Parados em círculo do lado de fora de um bar na Cidade do México, todos observávamos Luís, o saxofonista da banda de ska que entraria no palco mais tarde, tirar o galão de plástico de dentro da mochila. “Esse”, disse ele, abrindo a garrafa e dando o primeiro gole “é o verdadeiro pulque. O que vendem aqui na capital é uma mentira diluída em água e saborizada para agradar os hipsters”.

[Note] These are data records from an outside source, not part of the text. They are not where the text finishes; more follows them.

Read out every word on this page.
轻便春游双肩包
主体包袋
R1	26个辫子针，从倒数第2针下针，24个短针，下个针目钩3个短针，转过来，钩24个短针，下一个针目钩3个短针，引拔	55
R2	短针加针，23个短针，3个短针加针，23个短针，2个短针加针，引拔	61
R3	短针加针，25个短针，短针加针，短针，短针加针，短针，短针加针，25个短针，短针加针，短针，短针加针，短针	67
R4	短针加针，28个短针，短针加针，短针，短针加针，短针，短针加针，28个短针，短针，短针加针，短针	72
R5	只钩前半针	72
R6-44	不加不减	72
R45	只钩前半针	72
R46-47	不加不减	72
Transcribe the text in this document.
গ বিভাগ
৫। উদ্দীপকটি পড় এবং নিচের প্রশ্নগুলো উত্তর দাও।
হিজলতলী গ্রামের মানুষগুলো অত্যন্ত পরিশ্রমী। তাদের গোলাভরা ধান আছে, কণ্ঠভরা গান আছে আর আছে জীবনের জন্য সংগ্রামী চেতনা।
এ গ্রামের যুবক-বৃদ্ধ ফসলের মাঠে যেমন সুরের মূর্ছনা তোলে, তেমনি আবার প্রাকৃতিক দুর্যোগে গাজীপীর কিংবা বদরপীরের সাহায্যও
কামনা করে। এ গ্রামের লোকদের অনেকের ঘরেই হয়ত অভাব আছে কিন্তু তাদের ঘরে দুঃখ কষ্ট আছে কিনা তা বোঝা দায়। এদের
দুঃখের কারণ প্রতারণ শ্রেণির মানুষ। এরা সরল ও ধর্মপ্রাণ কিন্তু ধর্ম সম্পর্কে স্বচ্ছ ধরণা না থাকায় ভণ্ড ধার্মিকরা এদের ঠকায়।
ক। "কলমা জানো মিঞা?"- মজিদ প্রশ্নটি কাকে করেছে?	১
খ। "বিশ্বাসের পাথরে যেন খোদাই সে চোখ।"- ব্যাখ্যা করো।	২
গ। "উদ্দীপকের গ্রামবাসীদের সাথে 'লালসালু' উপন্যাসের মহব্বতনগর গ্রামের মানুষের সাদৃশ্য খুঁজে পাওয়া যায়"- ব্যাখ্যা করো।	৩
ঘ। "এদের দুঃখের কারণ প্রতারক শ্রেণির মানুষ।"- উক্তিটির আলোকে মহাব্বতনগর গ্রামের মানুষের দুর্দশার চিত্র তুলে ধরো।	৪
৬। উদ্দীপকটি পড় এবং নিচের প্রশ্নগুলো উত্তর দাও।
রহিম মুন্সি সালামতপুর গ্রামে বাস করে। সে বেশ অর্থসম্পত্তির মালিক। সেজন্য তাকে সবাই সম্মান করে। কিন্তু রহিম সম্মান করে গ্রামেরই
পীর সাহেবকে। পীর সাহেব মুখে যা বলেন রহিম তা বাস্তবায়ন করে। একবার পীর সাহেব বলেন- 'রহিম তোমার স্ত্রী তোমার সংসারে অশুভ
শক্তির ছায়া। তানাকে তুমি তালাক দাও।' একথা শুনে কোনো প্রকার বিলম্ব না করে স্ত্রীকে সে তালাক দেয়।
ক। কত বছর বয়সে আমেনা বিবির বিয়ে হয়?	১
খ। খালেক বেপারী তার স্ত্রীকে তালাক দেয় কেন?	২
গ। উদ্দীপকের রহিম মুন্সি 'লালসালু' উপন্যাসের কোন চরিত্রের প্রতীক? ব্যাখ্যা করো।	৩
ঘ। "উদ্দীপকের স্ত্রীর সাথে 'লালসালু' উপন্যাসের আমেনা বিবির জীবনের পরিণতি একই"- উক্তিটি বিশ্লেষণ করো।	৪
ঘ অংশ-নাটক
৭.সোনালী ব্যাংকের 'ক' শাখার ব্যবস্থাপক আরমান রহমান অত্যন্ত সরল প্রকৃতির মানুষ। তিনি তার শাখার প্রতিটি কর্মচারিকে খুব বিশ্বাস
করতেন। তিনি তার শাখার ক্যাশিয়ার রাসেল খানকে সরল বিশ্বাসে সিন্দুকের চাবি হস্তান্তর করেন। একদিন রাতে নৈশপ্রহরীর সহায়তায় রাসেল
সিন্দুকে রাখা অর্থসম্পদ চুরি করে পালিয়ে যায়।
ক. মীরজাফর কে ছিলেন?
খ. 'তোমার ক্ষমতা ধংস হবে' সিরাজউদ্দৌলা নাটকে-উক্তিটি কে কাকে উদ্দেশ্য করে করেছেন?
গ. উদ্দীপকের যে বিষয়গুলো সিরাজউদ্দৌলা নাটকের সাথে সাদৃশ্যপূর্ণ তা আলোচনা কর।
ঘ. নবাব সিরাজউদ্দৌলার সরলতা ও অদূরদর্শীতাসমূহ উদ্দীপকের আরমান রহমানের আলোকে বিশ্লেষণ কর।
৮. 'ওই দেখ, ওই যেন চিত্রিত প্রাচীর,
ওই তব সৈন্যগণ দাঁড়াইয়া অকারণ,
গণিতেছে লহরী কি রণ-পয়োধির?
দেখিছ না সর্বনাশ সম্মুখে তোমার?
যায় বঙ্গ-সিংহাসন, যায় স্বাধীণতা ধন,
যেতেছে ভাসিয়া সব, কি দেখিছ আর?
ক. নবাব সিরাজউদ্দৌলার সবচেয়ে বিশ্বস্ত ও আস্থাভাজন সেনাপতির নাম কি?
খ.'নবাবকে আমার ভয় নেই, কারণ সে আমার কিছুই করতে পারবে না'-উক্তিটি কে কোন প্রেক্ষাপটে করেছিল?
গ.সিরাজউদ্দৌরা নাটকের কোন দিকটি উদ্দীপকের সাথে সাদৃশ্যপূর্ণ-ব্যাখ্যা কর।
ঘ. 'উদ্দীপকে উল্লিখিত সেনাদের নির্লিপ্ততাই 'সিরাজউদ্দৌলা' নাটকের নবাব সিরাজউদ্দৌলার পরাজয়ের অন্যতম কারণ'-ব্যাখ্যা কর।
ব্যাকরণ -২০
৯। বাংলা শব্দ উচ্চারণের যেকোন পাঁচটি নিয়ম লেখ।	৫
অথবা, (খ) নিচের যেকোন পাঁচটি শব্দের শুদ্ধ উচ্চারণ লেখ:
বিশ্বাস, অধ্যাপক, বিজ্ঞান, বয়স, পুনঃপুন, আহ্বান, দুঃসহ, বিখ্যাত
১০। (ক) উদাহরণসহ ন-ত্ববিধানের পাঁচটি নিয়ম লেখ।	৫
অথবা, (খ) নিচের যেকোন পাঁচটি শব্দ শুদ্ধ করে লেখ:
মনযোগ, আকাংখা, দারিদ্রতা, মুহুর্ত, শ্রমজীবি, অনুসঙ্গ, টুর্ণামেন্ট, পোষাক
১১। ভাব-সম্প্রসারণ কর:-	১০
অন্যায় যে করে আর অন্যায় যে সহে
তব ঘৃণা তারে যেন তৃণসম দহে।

Nascido em Chiapas, no sul do país, Luís é um apaixonado pelo pulque, uma bebida alcoólica muito consumida em diversas partes do México desde pelo menos 1500 anos antes da chegada dos espanhóis. “Ele pode facilmente tomar uns cinco litros por dia”, disseram seus companheiros de banda. “Hoje vocês vão beber como um verdadeiro mexicano”, avisou Luís, enquanto passou o galão para o seguinte na roda.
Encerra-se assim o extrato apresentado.